I have an ArcGIS question that is either very easy or impossible (my favorite kind). I am somewhat inexperienced when it comes to dealing with network analysis, so maybe I'm missing something major here.
I have a stream network covering a very large area & some census data. My problem is: I want to take each of the highest-order river mouths and associate a population value with it, which will tell you "here's how many people live in the drainage area derived from this pour point".
I understand the usual way to do this would be to delineate catchments using ArcHydro or Spatial Analyst Hydrology tools, which I've done many times (then I could associate said catchments w/ census data). In this case, however, the area of interest is huge, and the processing time for even one raster operation seems to be far longer than is acceptable.

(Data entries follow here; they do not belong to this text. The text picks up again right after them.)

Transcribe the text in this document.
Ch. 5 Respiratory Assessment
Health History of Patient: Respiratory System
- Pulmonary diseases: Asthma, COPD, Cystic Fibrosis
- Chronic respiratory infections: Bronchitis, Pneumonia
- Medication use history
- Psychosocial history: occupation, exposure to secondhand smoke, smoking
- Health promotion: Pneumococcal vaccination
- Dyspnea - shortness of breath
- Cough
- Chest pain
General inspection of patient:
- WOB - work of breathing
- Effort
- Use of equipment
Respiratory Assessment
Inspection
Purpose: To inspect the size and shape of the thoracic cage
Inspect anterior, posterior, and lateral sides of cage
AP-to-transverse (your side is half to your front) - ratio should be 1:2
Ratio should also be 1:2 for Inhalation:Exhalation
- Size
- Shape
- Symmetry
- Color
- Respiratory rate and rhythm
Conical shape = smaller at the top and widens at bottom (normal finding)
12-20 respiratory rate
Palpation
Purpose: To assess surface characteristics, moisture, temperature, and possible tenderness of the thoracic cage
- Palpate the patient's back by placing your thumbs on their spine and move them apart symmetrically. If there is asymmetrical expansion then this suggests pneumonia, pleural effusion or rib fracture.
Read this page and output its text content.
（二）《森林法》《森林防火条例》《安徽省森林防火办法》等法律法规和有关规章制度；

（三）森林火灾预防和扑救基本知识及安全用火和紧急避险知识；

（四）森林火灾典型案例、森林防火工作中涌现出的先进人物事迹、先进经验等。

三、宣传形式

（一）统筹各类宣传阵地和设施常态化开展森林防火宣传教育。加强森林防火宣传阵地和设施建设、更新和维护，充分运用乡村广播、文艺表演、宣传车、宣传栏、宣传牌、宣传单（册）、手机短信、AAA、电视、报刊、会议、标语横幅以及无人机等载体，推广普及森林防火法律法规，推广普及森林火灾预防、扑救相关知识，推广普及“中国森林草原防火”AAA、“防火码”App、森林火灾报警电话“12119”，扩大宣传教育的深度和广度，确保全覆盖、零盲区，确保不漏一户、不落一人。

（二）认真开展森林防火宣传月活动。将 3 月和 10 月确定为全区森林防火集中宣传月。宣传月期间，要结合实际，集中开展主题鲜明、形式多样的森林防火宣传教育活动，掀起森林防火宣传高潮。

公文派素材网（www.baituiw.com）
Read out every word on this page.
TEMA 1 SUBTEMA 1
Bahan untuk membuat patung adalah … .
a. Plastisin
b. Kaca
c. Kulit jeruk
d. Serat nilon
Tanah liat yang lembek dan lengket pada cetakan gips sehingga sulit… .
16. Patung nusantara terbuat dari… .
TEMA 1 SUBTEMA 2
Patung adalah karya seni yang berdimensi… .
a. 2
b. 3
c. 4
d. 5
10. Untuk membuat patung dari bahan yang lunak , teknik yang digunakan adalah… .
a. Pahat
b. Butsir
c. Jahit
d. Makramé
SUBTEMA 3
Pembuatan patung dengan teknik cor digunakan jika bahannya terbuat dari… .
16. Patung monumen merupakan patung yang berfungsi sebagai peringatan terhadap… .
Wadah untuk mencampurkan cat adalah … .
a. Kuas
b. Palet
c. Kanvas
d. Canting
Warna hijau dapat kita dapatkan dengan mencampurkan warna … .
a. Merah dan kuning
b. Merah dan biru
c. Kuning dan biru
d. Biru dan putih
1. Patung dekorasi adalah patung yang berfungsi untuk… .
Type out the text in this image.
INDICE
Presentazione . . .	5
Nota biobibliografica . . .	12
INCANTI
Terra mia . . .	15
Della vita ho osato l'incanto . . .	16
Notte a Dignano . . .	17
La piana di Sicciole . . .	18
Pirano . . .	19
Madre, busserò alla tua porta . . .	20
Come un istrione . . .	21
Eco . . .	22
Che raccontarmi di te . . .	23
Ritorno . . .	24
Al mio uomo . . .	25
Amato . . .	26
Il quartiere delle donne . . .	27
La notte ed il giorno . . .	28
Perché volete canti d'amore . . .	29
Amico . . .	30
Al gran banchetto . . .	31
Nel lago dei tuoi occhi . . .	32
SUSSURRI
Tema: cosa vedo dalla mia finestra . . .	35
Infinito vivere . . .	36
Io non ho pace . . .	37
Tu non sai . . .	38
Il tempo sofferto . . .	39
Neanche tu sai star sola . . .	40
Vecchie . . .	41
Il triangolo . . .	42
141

Since I can't imagine that there's any way to delineate catchments w/o involving raster processing, I'm wondering if there's a way to do something like the following rough workaround:
Given a feature class of pour points, have ArcGIS go through each pour point & determine the upstream river network. I also have a separate shapefile of watershed polygons for the area, with associated population attribute. Then, tracing down the network to the river mouth, it could tell when the network crosses a polygon boundary, and then "add" the population of the new watershed it has entered to the subsequent downstream reach. So, it'd be kind of like a weighted flow accumulation, except the "cells" would be large watershed polygons, & it would need to know, as it traces along the network, when it's crossed into a new one. By the time it reaches the mouth, it will have tabulated the total populations of all the polygons the network has passed through.
In the following image: One river mouth of interest is circled in red (there would be hundreds of these, probably). The higher-order streams are selected in turquoise just for more visual clarity. Basically, I just want to see how many of the watershed polygons upstream the network leading to that mouth propagates through, & add up their populations.
Is anything like this at all possible? I would greatly appreciate any insight! Thanks!
(One non-automated way to do what I want is to put a flag at the river mouth using Utility Network Analyst, cross my fingers & hope that it's been placed correctly, use Trace Upstream to select the features connected to that mouth, extract those, & count up the populations of the watershed polygons they intersect with. Now if there was a way to automate doing this hundreds of times... -- unfortunately I don't know how to access that toolbar via arcpy or automate things that require human clicking)
Answer
Assuming your river network and watershed boundaries are really clean and hydrologically correct, something along the lines of the following procedure might work. I have only sketched this in my head, so this might need some creative adjustment (with python):
- Dissolve your river network by subwatershed ID, then assign the population value to that river reach.
- The dissolved river network will be used to create a geometric network (hopefully your flow directions are correct); use the population number as a network weight.
- Convert the dissolved river network (from step 1) and convert the polylines to points. These will be individual flags you use in an iterative model.
- Use the model builder and iterate through the points (flags) and run the trace network tool ("Find upstream accumulation") at each iteration (these tools are exposed in 10.1 under Data Management -> Geometric Networks).
- Aggregate the results from each run into a table, where each river reach (=subwatershed) will have the sum of upstream population assigned.